Generally, during gastric cancer surgery, the surgeon will establish a short-term nutritional channel through a nasogastric tube or jejunostomy. After 48 hours postoperatively, nutritional support in the intestine can be given, mainly in the form of fluids, including rice soup, nutritional soup, juice, etc. Currently, there are also specially formulated enteral nutritional preparations and elemental diets (Ensure, etc.), and the nutrients and energy supply of these formulated preparations should be encouraged due to the general families preparing their own liquid diet; from 5-7 days postoperatively, patients start to gradually resume transoral diet, from fluid to After eating semi-liquid and feeling normal, patients can be discharged from the hospital.

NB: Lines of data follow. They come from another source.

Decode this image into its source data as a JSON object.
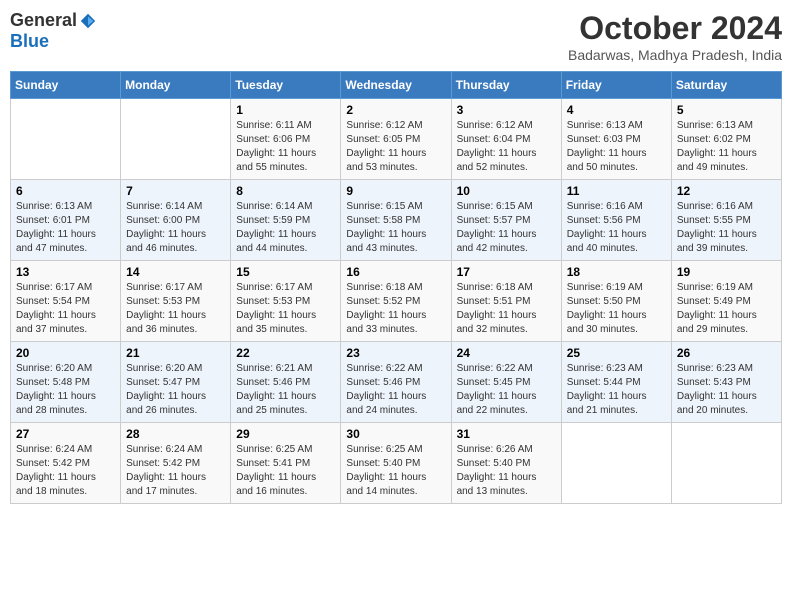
{
  "logo": {
    "general": "General",
    "blue": "Blue"
  },
  "header": {
    "month": "October 2024",
    "location": "Badarwas, Madhya Pradesh, India"
  },
  "weekdays": [
    "Sunday",
    "Monday",
    "Tuesday",
    "Wednesday",
    "Thursday",
    "Friday",
    "Saturday"
  ],
  "weeks": [
    [
      {
        "day": null,
        "content": ""
      },
      {
        "day": null,
        "content": ""
      },
      {
        "day": 1,
        "sunrise": "6:11 AM",
        "sunset": "6:06 PM",
        "daylight": "11 hours and 55 minutes."
      },
      {
        "day": 2,
        "sunrise": "6:12 AM",
        "sunset": "6:05 PM",
        "daylight": "11 hours and 53 minutes."
      },
      {
        "day": 3,
        "sunrise": "6:12 AM",
        "sunset": "6:04 PM",
        "daylight": "11 hours and 52 minutes."
      },
      {
        "day": 4,
        "sunrise": "6:13 AM",
        "sunset": "6:03 PM",
        "daylight": "11 hours and 50 minutes."
      },
      {
        "day": 5,
        "sunrise": "6:13 AM",
        "sunset": "6:02 PM",
        "daylight": "11 hours and 49 minutes."
      }
    ],
    [
      {
        "day": 6,
        "sunrise": "6:13 AM",
        "sunset": "6:01 PM",
        "daylight": "11 hours and 47 minutes."
      },
      {
        "day": 7,
        "sunrise": "6:14 AM",
        "sunset": "6:00 PM",
        "daylight": "11 hours and 46 minutes."
      },
      {
        "day": 8,
        "sunrise": "6:14 AM",
        "sunset": "5:59 PM",
        "daylight": "11 hours and 44 minutes."
      },
      {
        "day": 9,
        "sunrise": "6:15 AM",
        "sunset": "5:58 PM",
        "daylight": "11 hours and 43 minutes."
      },
      {
        "day": 10,
        "sunrise": "6:15 AM",
        "sunset": "5:57 PM",
        "daylight": "11 hours and 42 minutes."
      },
      {
        "day": 11,
        "sunrise": "6:16 AM",
        "sunset": "5:56 PM",
        "daylight": "11 hours and 40 minutes."
      },
      {
        "day": 12,
        "sunrise": "6:16 AM",
        "sunset": "5:55 PM",
        "daylight": "11 hours and 39 minutes."
      }
    ],
    [
      {
        "day": 13,
        "sunrise": "6:17 AM",
        "sunset": "5:54 PM",
        "daylight": "11 hours and 37 minutes."
      },
      {
        "day": 14,
        "sunrise": "6:17 AM",
        "sunset": "5:53 PM",
        "daylight": "11 hours and 36 minutes."
      },
      {
        "day": 15,
        "sunrise": "6:17 AM",
        "sunset": "5:53 PM",
        "daylight": "11 hours and 35 minutes."
      },
      {
        "day": 16,
        "sunrise": "6:18 AM",
        "sunset": "5:52 PM",
        "daylight": "11 hours and 33 minutes."
      },
      {
        "day": 17,
        "sunrise": "6:18 AM",
        "sunset": "5:51 PM",
        "daylight": "11 hours and 32 minutes."
      },
      {
        "day": 18,
        "sunrise": "6:19 AM",
        "sunset": "5:50 PM",
        "daylight": "11 hours and 30 minutes."
      },
      {
        "day": 19,
        "sunrise": "6:19 AM",
        "sunset": "5:49 PM",
        "daylight": "11 hours and 29 minutes."
      }
    ],
    [
      {
        "day": 20,
        "sunrise": "6:20 AM",
        "sunset": "5:48 PM",
        "daylight": "11 hours and 28 minutes."
      },
      {
        "day": 21,
        "sunrise": "6:20 AM",
        "sunset": "5:47 PM",
        "daylight": "11 hours and 26 minutes."
      },
      {
        "day": 22,
        "sunrise": "6:21 AM",
        "sunset": "5:46 PM",
        "daylight": "11 hours and 25 minutes."
      },
      {
        "day": 23,
        "sunrise": "6:22 AM",
        "sunset": "5:46 PM",
        "daylight": "11 hours and 24 minutes."
      },
      {
        "day": 24,
        "sunrise": "6:22 AM",
        "sunset": "5:45 PM",
        "daylight": "11 hours and 22 minutes."
      },
      {
        "day": 25,
        "sunrise": "6:23 AM",
        "sunset": "5:44 PM",
        "daylight": "11 hours and 21 minutes."
      },
      {
        "day": 26,
        "sunrise": "6:23 AM",
        "sunset": "5:43 PM",
        "daylight": "11 hours and 20 minutes."
      }
    ],
    [
      {
        "day": 27,
        "sunrise": "6:24 AM",
        "sunset": "5:42 PM",
        "daylight": "11 hours and 18 minutes."
      },
      {
        "day": 28,
        "sunrise": "6:24 AM",
        "sunset": "5:42 PM",
        "daylight": "11 hours and 17 minutes."
      },
      {
        "day": 29,
        "sunrise": "6:25 AM",
        "sunset": "5:41 PM",
        "daylight": "11 hours and 16 minutes."
      },
      {
        "day": 30,
        "sunrise": "6:25 AM",
        "sunset": "5:40 PM",
        "daylight": "11 hours and 14 minutes."
      },
      {
        "day": 31,
        "sunrise": "6:26 AM",
        "sunset": "5:40 PM",
        "daylight": "11 hours and 13 minutes."
      },
      {
        "day": null,
        "content": ""
      },
      {
        "day": null,
        "content": ""
      }
    ]
  ]
}
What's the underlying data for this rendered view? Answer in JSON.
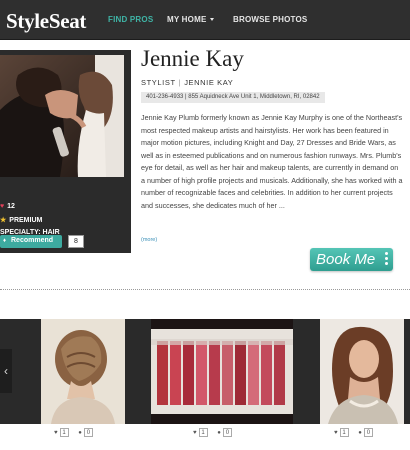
{
  "nav": {
    "logo": "StyleSeat",
    "items": [
      {
        "label": "FIND PROS",
        "active": true
      },
      {
        "label": "MY HOME",
        "dropdown": true
      },
      {
        "label": "BROWSE PHOTOS"
      }
    ]
  },
  "profile": {
    "name": "Jennie Kay",
    "role": "STYLIST",
    "business": "JENNIE KAY",
    "contact": "401-236-4933 | 855 Aquidneck Ave Unit 1, Middletown, RI, 02842",
    "bio": "Jennie Kay Plumb formerly known as Jennie Kay Murphy is one of the Northeast's most respected makeup artists and hairstylists. Her work has been featured in major motion pictures, including Knight and Day, 27 Dresses and Bride Wars, as well as in esteemed publications and on numerous fashion runways. Mrs. Plumb's eye for detail, as well as her hair and makeup talents, are currently in demand on a number of high profile projects and musicals. Additionally, she has worked with a number of recognizable faces and celebrities. In addition to her current projects and successes, she dedicates much of her ...",
    "more_label": "(more)",
    "book_label": "Book Me"
  },
  "card": {
    "recommend_label": "Recommend",
    "recommend_count": "8",
    "hearts": "12",
    "premium": "PREMIUM",
    "specialty": "SPECIALTY: HAIR"
  },
  "gallery": {
    "items": [
      {
        "likes": "1",
        "comments": "0"
      },
      {
        "likes": "1",
        "comments": "0"
      },
      {
        "likes": "1",
        "comments": "0"
      }
    ]
  },
  "colors": {
    "accent": "#3fb4a6",
    "nav_bg": "#2f2f2f",
    "card_bg": "#2b2b2b"
  }
}
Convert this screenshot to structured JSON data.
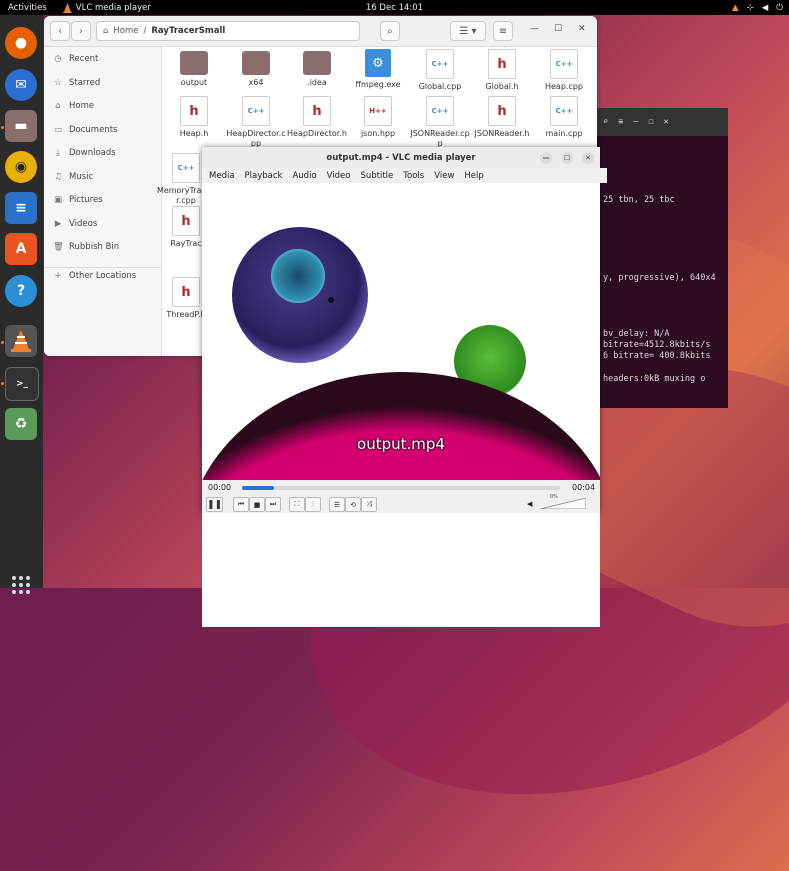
{
  "topbar": {
    "activities": "Activities",
    "app_name": "VLC media player",
    "clock": "16 Dec  14:01"
  },
  "dock": {
    "items": [
      {
        "name": "firefox-icon"
      },
      {
        "name": "thunderbird-icon"
      },
      {
        "name": "files-icon"
      },
      {
        "name": "rhythmbox-icon"
      },
      {
        "name": "writer-icon"
      },
      {
        "name": "software-center-icon"
      },
      {
        "name": "help-icon"
      },
      {
        "name": "vlc-icon"
      },
      {
        "name": "terminal-icon"
      },
      {
        "name": "trash-icon"
      }
    ]
  },
  "files": {
    "breadcrumb_home": "Home",
    "breadcrumb_folder": "RayTracerSmall",
    "sidebar": [
      {
        "icon": "clock-icon",
        "label": "Recent"
      },
      {
        "icon": "star-icon",
        "label": "Starred"
      },
      {
        "icon": "home-icon",
        "label": "Home"
      },
      {
        "icon": "document-icon",
        "label": "Documents"
      },
      {
        "icon": "download-icon",
        "label": "Downloads"
      },
      {
        "icon": "music-icon",
        "label": "Music"
      },
      {
        "icon": "picture-icon",
        "label": "Pictures"
      },
      {
        "icon": "video-icon",
        "label": "Videos"
      },
      {
        "icon": "trash-icon",
        "label": "Rubbish Bin"
      },
      {
        "icon": "plus-icon",
        "label": "Other Locations"
      }
    ],
    "grid": [
      {
        "label": "output",
        "type": "folder"
      },
      {
        "label": "x64",
        "type": "folder"
      },
      {
        "label": ".idea",
        "type": "folder"
      },
      {
        "label": "ffmpeg.exe",
        "type": "exe"
      },
      {
        "label": "Global.cpp",
        "type": "cpp"
      },
      {
        "label": "Global.h",
        "type": "h"
      },
      {
        "label": "Heap.cpp",
        "type": "cpp"
      },
      {
        "label": "Heap.h",
        "type": "h"
      },
      {
        "label": "HeapDirector.cpp",
        "type": "cpp"
      },
      {
        "label": "HeapDirector.h",
        "type": "h"
      },
      {
        "label": "json.hpp",
        "type": "hpp"
      },
      {
        "label": "JSONReader.cpp",
        "type": "cpp"
      },
      {
        "label": "JSONReader.h",
        "type": "h"
      },
      {
        "label": "main.cpp",
        "type": "cpp"
      },
      {
        "label": "MemoryTracker.cpp",
        "type": "cpp"
      },
      {
        "label": "RayTrac",
        "type": "h"
      },
      {
        "label": "ThreadP.h",
        "type": "h"
      }
    ]
  },
  "terminal": {
    "lines": [
      "25 tbn, 25 tbc",
      "y, progressive), 640x4",
      "bv_delay: N/A",
      " bitrate=4512.8kbits/s",
      "6 bitrate= 400.8kbits",
      " headers:0kB muxing o"
    ]
  },
  "vlc": {
    "title": "output.mp4 - VLC media player",
    "menu": [
      "Media",
      "Playback",
      "Audio",
      "Video",
      "Subtitle",
      "Tools",
      "View",
      "Help"
    ],
    "osd_text": "output.mp4",
    "time_elapsed": "00:00",
    "time_total": "00:04",
    "progress_fraction": 0.1,
    "volume_label": "0%"
  },
  "colors": {
    "accent": "#2b6fd4",
    "sphere_magenta": "#e5007e",
    "sphere_purple": "#3b2a78",
    "sphere_green": "#3fae2a"
  }
}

After discharge, patients with gastric cancer should still focus on easily digestible semi-liquid and soft food, emphasize the principle of eating less and more meals, eat well-cooked food with less dregs, and no obvious restrictions on the types of food, avoid fresh and spicy food, etc. If the general family diet is not tolerated, enteral nutrition preparation can still be used for support to ensure the daily energy supply. In addition, if patients have severe reactions during radiotherapy and cannot eat, intravenous nutritional support should be considered.
It should be reminded that in early postoperative recovery of gastric cancer, if the eating status is poor, oral intake of non-essential antitumor drugs, such as proprietary Chinese medicines and health products, should be delayed to avoid aggravating the loss of appetite and increasing the discomfort of digestive tract.